Pour un lecteur d'aujourd'hui censé avoir le recul et la possibilité de comprendre cette période en piochant dans les innombrables récits, études et analyses historiques disponibles, l'intérêt est de remonter le temps et de se retrouver dans la peau d'un témoin vivant de l'époque, pris dans le flot des évènements et des idées, et dont l'opinion évolue progressivement. Rosalie, en l'occurrence, vit passionnément ces moments et s'affirme peu à peu comme une fervente républicaine proche des Montagnards et de Robespierre, dans un contexte de crainte d'une contre-révolution, et malgré son dégoût du sang versé et du désordre.
En plusieurs endroits, on est saisi par son talent à rendre sensible pour son interlocuteur, le décor, le mouvement, l'atmosphère, y compris les états d'âme des personnes, que ce soit à l'occasion d'une fête, d'une réunion houleuse de l'assemblée ou d'un procès.
Pour autant, je n'ai pas toujours trouvé la lecture très facile ! D'une part, parce que la langue et le style de Rosalie Jullien m'ont semblé très «écrit», assez maniéré, semé de références ou de tournures plus ou moins faciles à saisir et, d'autre part, parce qu'elle écrit souvent de manière très allusive, sur des choses ou de gens connus de ses interlocuteurs (son mari et ses fils le plus souvent) mais donnant trop peu d'éléments concrets pour permettre de suivre. J'avoue avoir parfois « décroché ».
Les échanges épistolaires plus tardifs, dans une période moins troublée pour sa famille, et bien que Rosalie suive toujours avec intérêt la vie politique (campagnes d'Italie, Consulat…) – témoignent de plus de spontanéité, de moins d'emphase et de morale. La famille s'est agrandie d'une belle-fille et de petits enfants, les centres d'intérêt se diversifient et les sujets de la vie courante introduisent plus de légèreté et de simplicité.

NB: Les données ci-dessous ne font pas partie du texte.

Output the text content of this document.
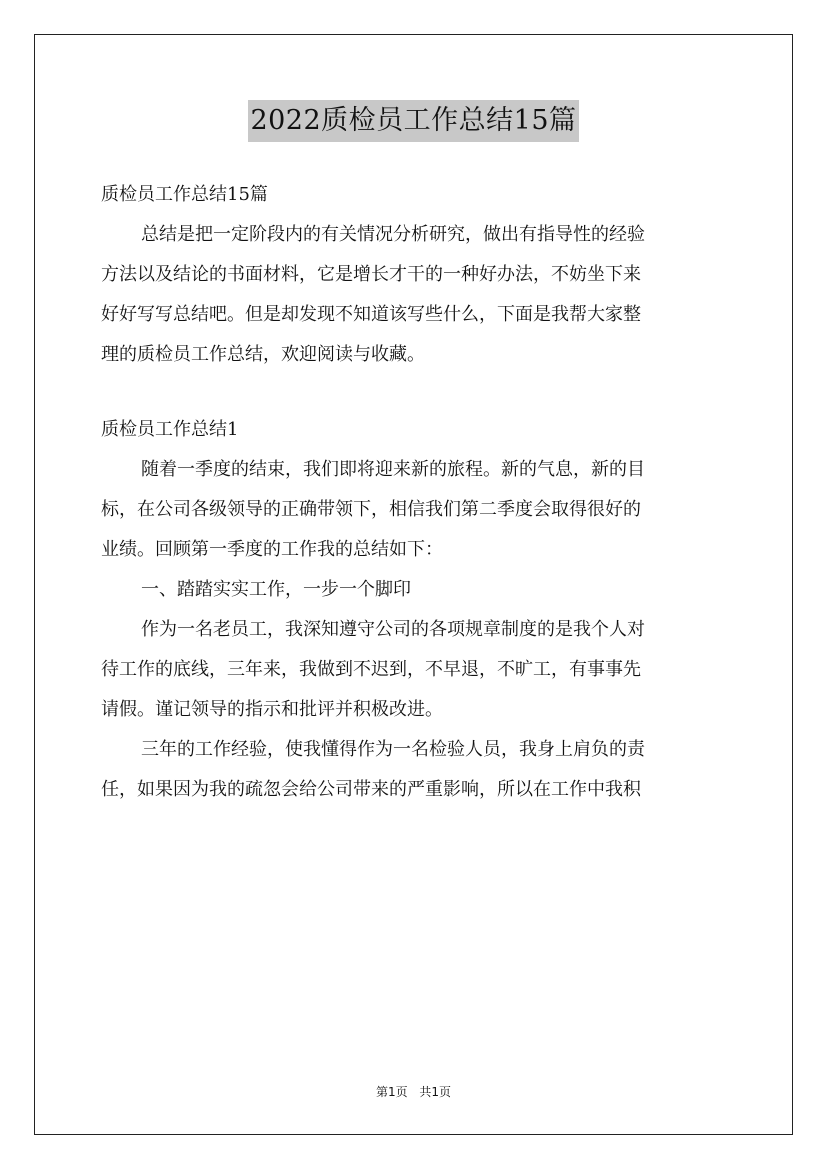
2022质检员工作总结15篇

质检员工作总结15篇

总结是把一定阶段内的有关情况分析研究，做出有指导性的经验

方法以及结论的书面材料，它是增长才干的一种好办法，不妨坐下来

好好写写总结吧。但是却发现不知道该写些什么，下面是我帮大家整

理的质检员工作总结，欢迎阅读与收藏。

质检员工作总结1

随着一季度的结束，我们即将迎来新的旅程。新的气息，新的目

标，在公司各级领导的正确带领下，相信我们第二季度会取得很好的

业绩。回顾第一季度的工作我的总结如下：

一、踏踏实实工作，一步一个脚印

作为一名老员工，我深知遵守公司的各项规章制度的是我个人对

待工作的底线，三年来，我做到不迟到，不早退，不旷工，有事事先

请假。谨记领导的指示和批评并积极改进。

三年的工作经验，使我懂得作为一名检验人员，我身上肩负的责

任，如果因为我的疏忽会给公司带来的严重影响，所以在工作中我积

第1页 共1页
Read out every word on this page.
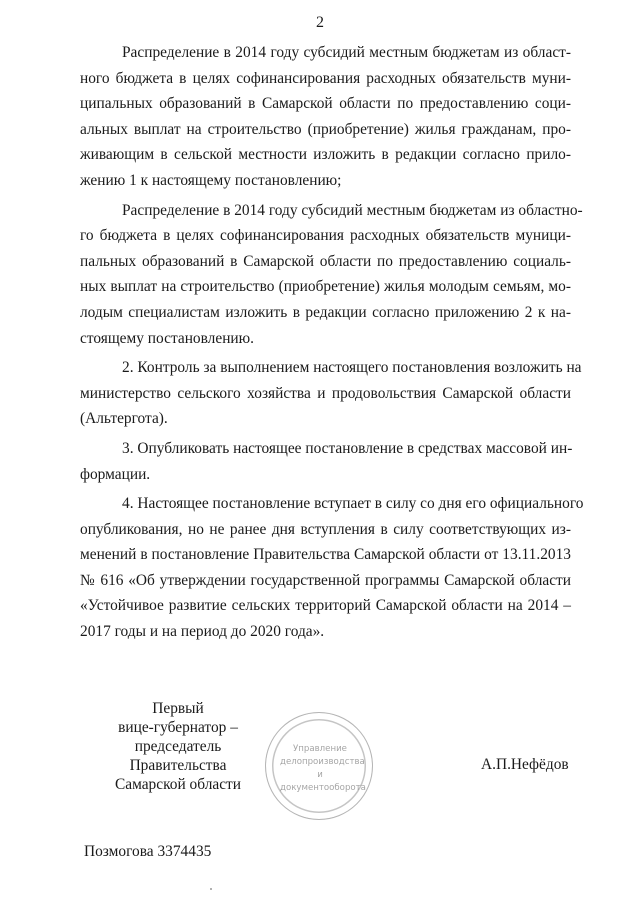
2

Распределение в 2014 году субсидий местным бюджетам из област-
ного бюджета в целях софинансирования расходных обязательств муни-
ципальных образований в Самарской области по предоставлению соци-
альных выплат на строительство (приобретение) жилья гражданам, про-
живающим в сельской местности изложить в редакции согласно прило-
жению 1 к настоящему постановлению;

Распределение в 2014 году субсидий местным бюджетам из областно-
го бюджета в целях софинансирования расходных обязательств муници-
пальных образований в Самарской области по предоставлению социаль-
ных выплат на строительство (приобретение) жилья молодым семьям, мо-
лодым специалистам изложить в редакции согласно приложению 2 к на-
стоящему постановлению.

2. Контроль за выполнением настоящего постановления возложить на
министерство сельского хозяйства и продовольствия Самарской области
(Альтергота).

3. Опубликовать настоящее постановление в средствах массовой ин-
формации.

4. Настоящее постановление вступает в силу со дня его официального
опубликования, но не ранее дня вступления в силу соответствующих из-
менений в постановление Правительства Самарской области от 13.11.2013
№ 616 «Об утверждении государственной программы Самарской области
«Устойчивое развитие сельских территорий Самарской области на 2014 –
2017 годы и на период до 2020 года».

Первый
вице-губернатор –
председатель Правительства
Самарской области
Управление
делопроизводства
и документооборота
А.П.Нефёдов
Позмогова 3374435
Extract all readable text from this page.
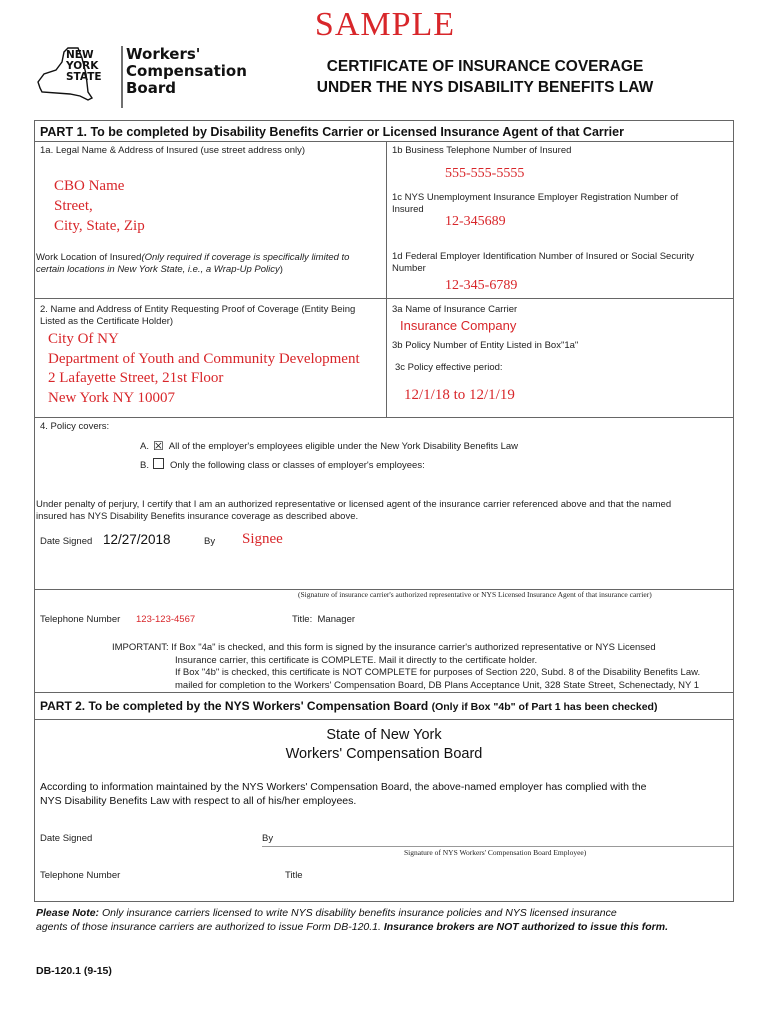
SAMPLE
NEW
YORK
STATE
Workers'
Compensation
Board
CERTIFICATE OF INSURANCE COVERAGE
UNDER THE NYS DISABILITY BENEFITS LAW
PART 1. To be completed by Disability Benefits Carrier or Licensed Insurance Agent of that Carrier
1a. Legal Name & Address of Insured (use street address only)
CBO Name
Street,
City, State, Zip
Work Location of Insured(Only required if coverage is specifically limited to
certain locations in New York State, i.e., a Wrap-Up Policy)
2. Name and Address of Entity Requesting Proof of Coverage (Entity Being
Listed as the Certificate Holder)
City Of NY
Department of Youth and Community Development
2 Lafayette Street, 21st Floor
New York NY 10007
1b Business Telephone Number of Insured
555-555-5555
1c NYS Unemployment Insurance Employer Registration Number of
Insured
12-345689
1d Federal Employer Identification Number of Insured or Social Security
Number
12-345-6789
3a Name of Insurance Carrier
Insurance Company
3b Policy Number of Entity Listed in Box"1a"
3c Policy effective period:
12/1/18 to 12/1/19
4. Policy covers:
A. ☒ All of the employer's employees eligible under the New York Disability Benefits Law
B. Only the following class or classes of employer's employees:
Under penalty of perjury, I certify that I am an authorized representative or licensed agent of the insurance carrier referenced above and that the named
insured has NYS Disability Benefits insurance coverage as described above.
Date Signed 12/27/2018	By Signee
(Signature of insurance carrier's authorized representative or NYS Licensed Insurance Agent of that insurance carrier)
Telephone Number 123-123-4567	Title: Manager
IMPORTANT: If Box "4a" is checked, and this form is signed by the insurance carrier's authorized representative or NYS Licensed
Insurance carrier, this certificate is COMPLETE. Mail it directly to the certificate holder.
If Box "4b" is checked, this certificate is NOT COMPLETE for purposes of Section 220, Subd. 8 of the Disability Benefits Law.
mailed for completion to the Workers' Compensation Board, DB Plans Acceptance Unit, 328 State Street, Schenectady, NY 1
PART 2. To be completed by the NYS Workers' Compensation Board (Only if Box "4b" of Part 1 has been checked)
State of New York
Workers' Compensation Board
According to information maintained by the NYS Workers' Compensation Board, the above-named employer has complied with the
NYS Disability Benefits Law with respect to all of his/her employees.
Date Signed	By
Signature of NYS Workers' Compensation Board Employee)
Telephone Number	Title
Please Note: Only insurance carriers licensed to write NYS disability benefits insurance policies and NYS licensed insurance
agents of those insurance carriers are authorized to issue Form DB-120.1. Insurance brokers are NOT authorized to issue this form.
DB-120.1 (9-15)
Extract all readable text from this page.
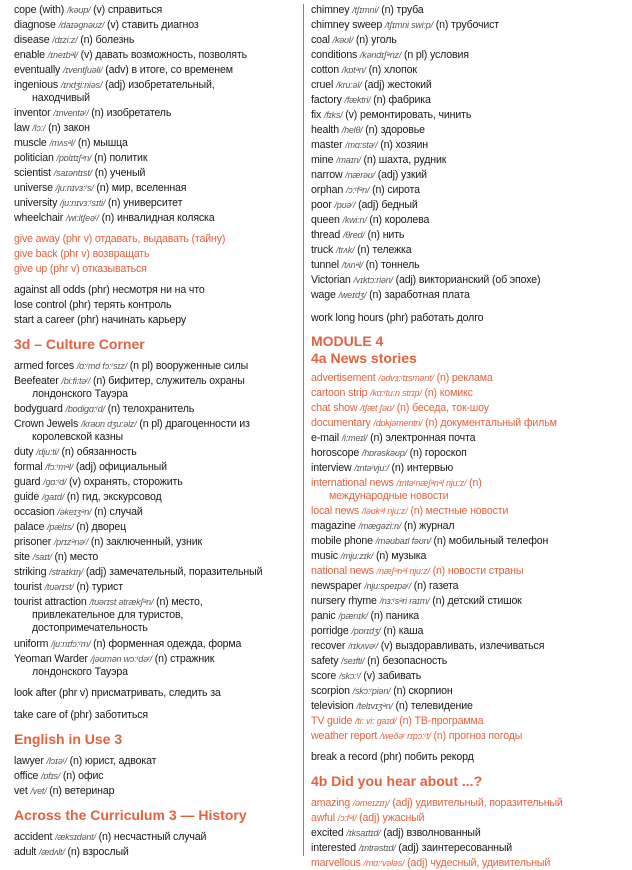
cope (with) /kəʊp/ (v) справиться
diagnose /daɪəgnəʊz/ (v) ставить диагноз
disease /dɪzi:z/ (n) болезнь
enable /ɪneɪbᵊl/ (v) давать возможность, позволять
eventually /ɪventʃuəli/ (adv) в итоге, со временем
ingenious /ɪndʒi:niəs/ (adj) изобретательный,
находчивый
inventor /ɪnventəʳ/ (n) изобретатель
law /lɔ:/ (n) закон
muscle /mʌsᵊl/ (n) мышца
politician /pɒlɪtɪʃᵊn/ (n) политик
scientist /saɪəntɪst/ (n) ученый
universe /ju:nɪvɜ:ʳs/ (n) мир, вселенная
university /ju:nɪvɜ:ʳsɪti/ (n) университет
wheelchair /wi:ltʃeəʳ/ (n) инвалидная коляска
give away (phr v) отдавать, выдавать (тайну)
give back (phr v) возвращать
give up (phr v) отказываться
against all odds (phr) несмотря ни на что
lose control (phr) терять контроль
start a career (phr) начинать карьеру
3d – Culture Corner
armed forces /ɑ:ʳmd fɔ:ʳsɪz/ (n pl) вооруженные силы
Beefeater /bi:fi:təʳ/ (n) бифитер, служитель охраны
лондонского Тауэра
bodyguard /bɒdigɑ:ʳd/ (n) телохранитель
Crown Jewels /kraʊn dʒu:əlz/ (n pl) драгоценности из
королевской казны
duty /dju:ti/ (n) обязанность
formal /fɔ:ʳmᵊl/ (adj) официальный
guard /gɑ:ʳd/ (v) охранять, сторожить
guide /gaɪd/ (n) гид, экскурсовод
occasion /əkeɪʒᵊn/ (n) случай
palace /pælɪs/ (n) дворец
prisoner /prɪzᵊnəʳ/ (n) заключенный, узник
site /saɪt/ (n) место
striking /straɪkɪŋ/ (adj) замечательный, поразительный
tourist /tʊərɪst/ (n) турист
tourist attraction /tʊərɪst ətrækʃᵊn/ (n) место,
привлекательное для туристов,
достопримечательность
uniform /ju:nɪfɔ:ʳm/ (n) форменная одежда, форма
Yeoman Warder /jəʊmən wɔ:ʳdəʳ/ (n) стражник
лондонского Тауэра
look after (phr v) присматривать, следить за
take care of (phr) заботиться
English in Use 3
lawyer /lɔɪəʳ/ (n) юрист, адвокат
office /ɒfɪs/ (n) офис
vet /vet/ (n) ветеринар
Across the Curriculum 3 — History
accident /æksɪdənt/ (n) несчастный случай
adult /ædʌlt/ (n) взрослый
chimney /tʃɪmni/ (n) труба
chimney sweep /tʃɪmni swi:p/ (n) трубочист
coal /kəʊl/ (n) уголь
conditions /kəndɪʃᵊnz/ (n pl) условия
cotton /kɒtᵊn/ (n) хлопок
cruel /kru:əl/ (adj) жестокий
factory /fæktri/ (n) фабрика
fix /fɪks/ (v) ремонтировать, чинить
health /helθ/ (n) здоровье
master /mɑ:stəʳ/ (n) хозяин
mine /maɪn/ (n) шахта, рудник
narrow /nærəʊ/ (adj) узкий
orphan /ɔ:ʳfᵊn/ (n) сирота
poor /pʊəʳ/ (adj) бедный
queen /kwi:n/ (n) королева
thread /θred/ (n) нить
truck /trʌk/ (n) тележка
tunnel /tʌnᵊl/ (n) тоннель
Victorian /vɪktɔ:riən/ (adj) викторианский (об эпохе)
wage /weɪdʒ/ (n) заработная плата
work long hours (phr) работать долго
MODULE 4
4a News stories
advertisement /ədvɜ:ʳtɪsmənt/ (n) реклама
cartoon strip /kɑ:ʳtu:n strɪp/ (n) комикс
chat show /tʃæt ʃəʊ/ (n) беседа, ток-шоу
documentary /dɒkjəmentri/ (n) документальный фильм
e-mail /i:meɪl/ (n) электронная почта
horoscope /hɒrəskəʊp/ (n) гороскоп
interview /ɪntəʳvju:/ (n) интервью
international news /ɪntəʳnæʃᵊnᵊl nju:z/ (n)
международные новости
local news /ləʊkᵊl nju:z/ (n) местные новости
magazine /mægəzi:n/ (n) журнал
mobile phone /məʊbaɪl fəʊn/ (n) мобильный телефон
music /mju:zɪk/ (n) музыка
national news /næʃᵊnᵊl nju:z/ (n) новости страны
newspaper /nju:speɪpəʳ/ (n) газета
nursery rhyme /nɜ:ʳsᵊri raɪm/ (n) детский стишок
panic /pænɪk/ (n) паника
porridge /pɒrɪdʒ/ (n) каша
recover /rɪkʌvəʳ/ (v) выздоравливать, излечиваться
safety /seɪfti/ (n) безопасность
score /skɔ:ʳ/ (v) забивать
scorpion /skɔ:ʳpiən/ (n) скорпион
television /telɪvɪʒᵊn/ (n) телевидение
TV guide /ti: vi: gaɪd/ (n) ТВ-программа
weather report /weðəʳ rɪpɔ:ʳt/ (n) прогноз погоды
break a record (phr) побить рекорд
4b Did you hear about ...?
amazing /əmeɪzɪŋ/ (adj) удивительный, поразительный
awful /ɔ:fᵊl/ (adj) ужасный
excited /ɪksaɪtɪd/ (adj) взволнованный
interested /ɪntrəstɪd/ (adj) заинтересованный
marvellous /mɑ:ʳvələs/ (adj) чудесный, удивительный
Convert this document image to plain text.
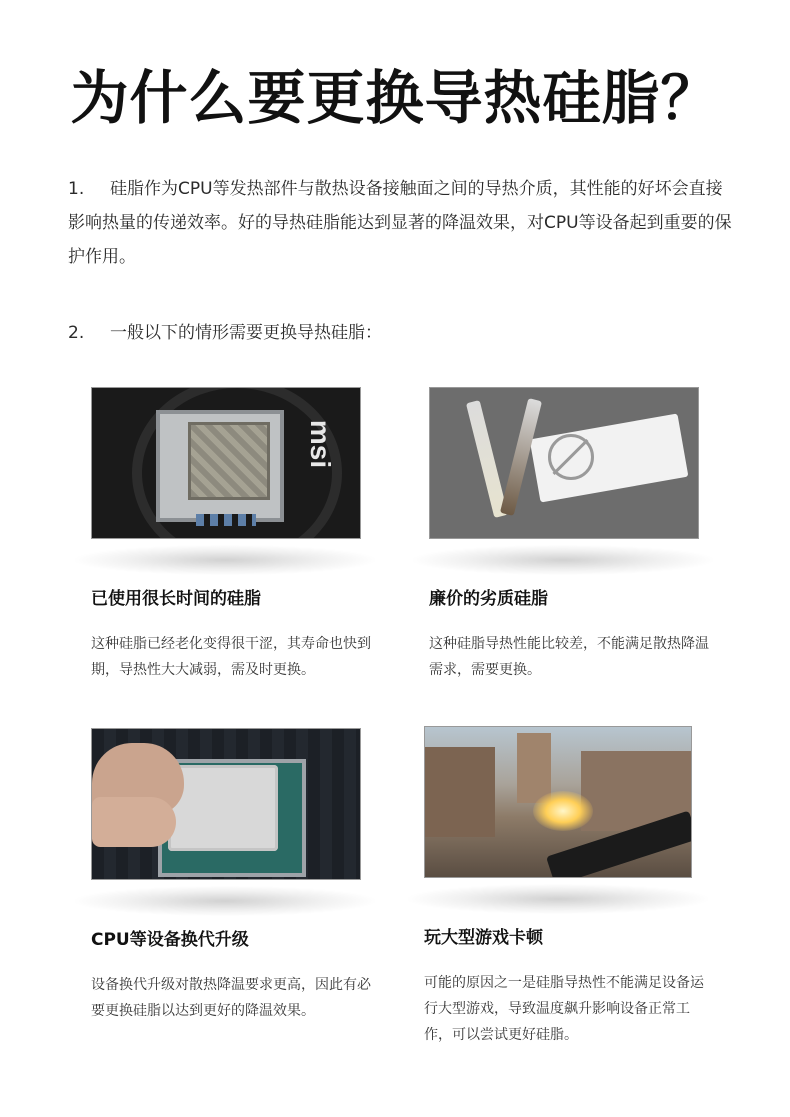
为什么要更换导热硅脂？

1. 硅脂作为CPU等发热部件与散热设备接触面之间的导热介质，其性能的好坏会直接影响热量的传递效率。好的导热硅脂能达到显著的降温效果，对CPU等设备起到重要的保护作用。

2. 一般以下的情形需要更换导热硅脂：

msi
已使用很长时间的硅脂
这种硅脂已经老化变得很干涩，其寿命也快到期，导热性大大减弱，需及时更换。
廉价的劣质硅脂
这种硅脂导热性能比较差，不能满足散热降温需求，需要更换。
CPU等设备换代升级
设备换代升级对散热降温要求更高，因此有必要更换硅脂以达到更好的降温效果。
玩大型游戏卡顿
可能的原因之一是硅脂导热性不能满足设备运行大型游戏，导致温度飙升影响设备正常工作，可以尝试更好硅脂。
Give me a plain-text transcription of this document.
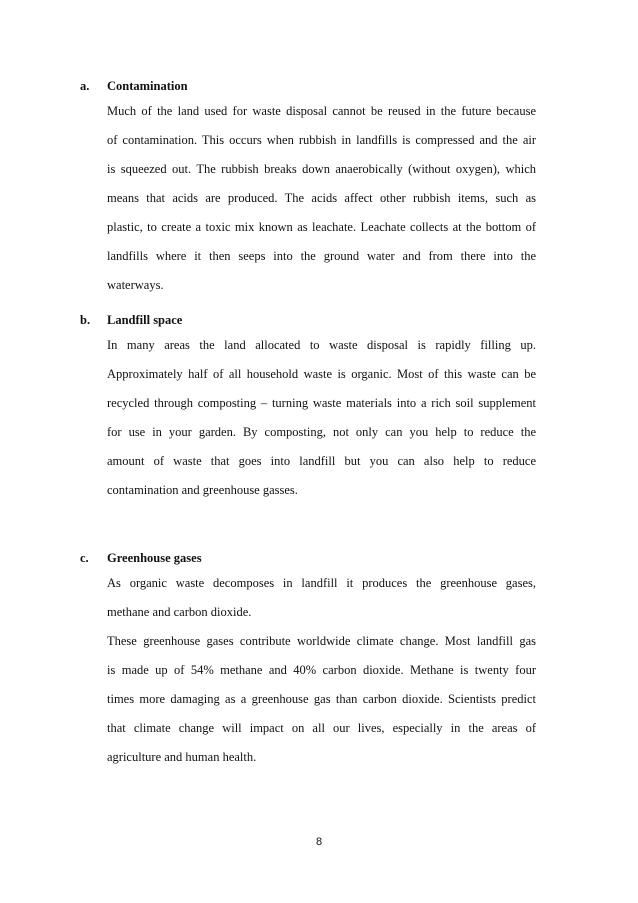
a. Contamination
Much of the land used for waste disposal cannot be reused in the future because
of contamination. This occurs when rubbish in landfills is compressed and the air
is squeezed out. The rubbish breaks down anaerobically (without oxygen), which
means that acids are produced. The acids affect other rubbish items, such as
plastic, to create a toxic mix known as leachate. Leachate collects at the bottom of
landfills where it then seeps into the ground water and from there into the
waterways.
b. Landfill space
In many areas the land allocated to waste disposal is rapidly filling up.
Approximately half of all household waste is organic. Most of this waste can be
recycled through composting – turning waste materials into a rich soil supplement
for use in your garden. By composting, not only can you help to reduce the
amount of waste that goes into landfill but you can also help to reduce
contamination and greenhouse gasses.
c. Greenhouse gases
As organic waste decomposes in landfill it produces the greenhouse gases,
methane and carbon dioxide.
These greenhouse gases contribute worldwide climate change. Most landfill gas
is made up of 54% methane and 40% carbon dioxide. Methane is twenty four
times more damaging as a greenhouse gas than carbon dioxide. Scientists predict
that climate change will impact on all our lives, especially in the areas of
agriculture and human health.
8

C'est une lecture qui demande à mon sens un peu d'effort et de persévérance mais qui offre un témoignage véritablement intéressant. Merci d'avance aux citoyen(ne)s d'aujourd'hui qui prennent ou prendront leur plume, stylo ou clavier pour témoigner de notre époque !
Merci à Babelio et aux éditions Belin pour m'avoir offert cette lecture.